Avant l'aube, la jeune femme part courir dans les collines embrumées de l'Etat de Kayah, dans l'est du pays. Elle se fraie un passage dans la boue et s'immobilise, un bâton de bambou sur l'épaule en guise d'arme.
Comme elle, une centaine de nouvelles recrues, des étudiants, des fonctionnaires ou des paysans des environs ont intégré un camp d'entraînement des Forces de défense des nationalités karenni (KNDF).

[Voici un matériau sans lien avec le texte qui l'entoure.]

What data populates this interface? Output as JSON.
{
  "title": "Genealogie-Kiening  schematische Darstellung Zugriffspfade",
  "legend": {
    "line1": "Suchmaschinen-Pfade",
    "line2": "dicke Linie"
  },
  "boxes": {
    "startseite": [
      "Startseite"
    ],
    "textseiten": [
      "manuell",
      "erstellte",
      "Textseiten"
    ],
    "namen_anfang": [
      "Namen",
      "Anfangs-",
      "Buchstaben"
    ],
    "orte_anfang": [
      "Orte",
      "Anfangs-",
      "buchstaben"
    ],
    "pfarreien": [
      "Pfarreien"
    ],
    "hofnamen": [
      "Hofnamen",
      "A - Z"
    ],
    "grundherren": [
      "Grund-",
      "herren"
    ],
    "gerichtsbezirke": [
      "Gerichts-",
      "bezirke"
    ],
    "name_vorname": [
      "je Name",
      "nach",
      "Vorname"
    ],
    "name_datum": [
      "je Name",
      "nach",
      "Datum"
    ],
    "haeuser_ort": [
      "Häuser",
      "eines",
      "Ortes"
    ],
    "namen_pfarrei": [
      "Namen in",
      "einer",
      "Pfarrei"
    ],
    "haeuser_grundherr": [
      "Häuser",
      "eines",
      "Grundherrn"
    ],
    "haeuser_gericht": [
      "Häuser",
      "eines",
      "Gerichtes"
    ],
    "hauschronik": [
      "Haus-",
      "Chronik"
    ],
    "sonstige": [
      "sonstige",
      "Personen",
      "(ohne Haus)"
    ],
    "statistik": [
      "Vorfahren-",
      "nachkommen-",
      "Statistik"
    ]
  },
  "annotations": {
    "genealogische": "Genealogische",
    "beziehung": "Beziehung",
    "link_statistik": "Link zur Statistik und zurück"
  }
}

Après le coup d'Etat de février contre Aung San Suu Kyi, l'armée m'a ordonné de "tirer sur des gens", raconte à l'AFP la jeune femme de 24 ans.
"Si, en tant que policière, je ne peux plus protéger le peuple, il est de mon devoir de me mettre de son côté", explique-t-elle.
Plus de 1.300 civils ont été tués par les forces de sécurité birmanes ces deniers mois, selon une ONG locale, l'Association d'assistance aux prisonniers politiques (AAPP). Un rapporteur de l'ONU fait état de "probables crimes contre l'humanité et crimes de guerre".
En réaction, les Forces de défense du peuple (PDF) mènent des dizaines d'opérations anti-junte, des fusillades au bombes artisanales.
Près de 400 routes et ponts ont été ciblés depuis février, d'après les médias officiels, et des dizaines d'antennes-relais appartenant à un opérateur contrôlé par l'armée ont été détruites.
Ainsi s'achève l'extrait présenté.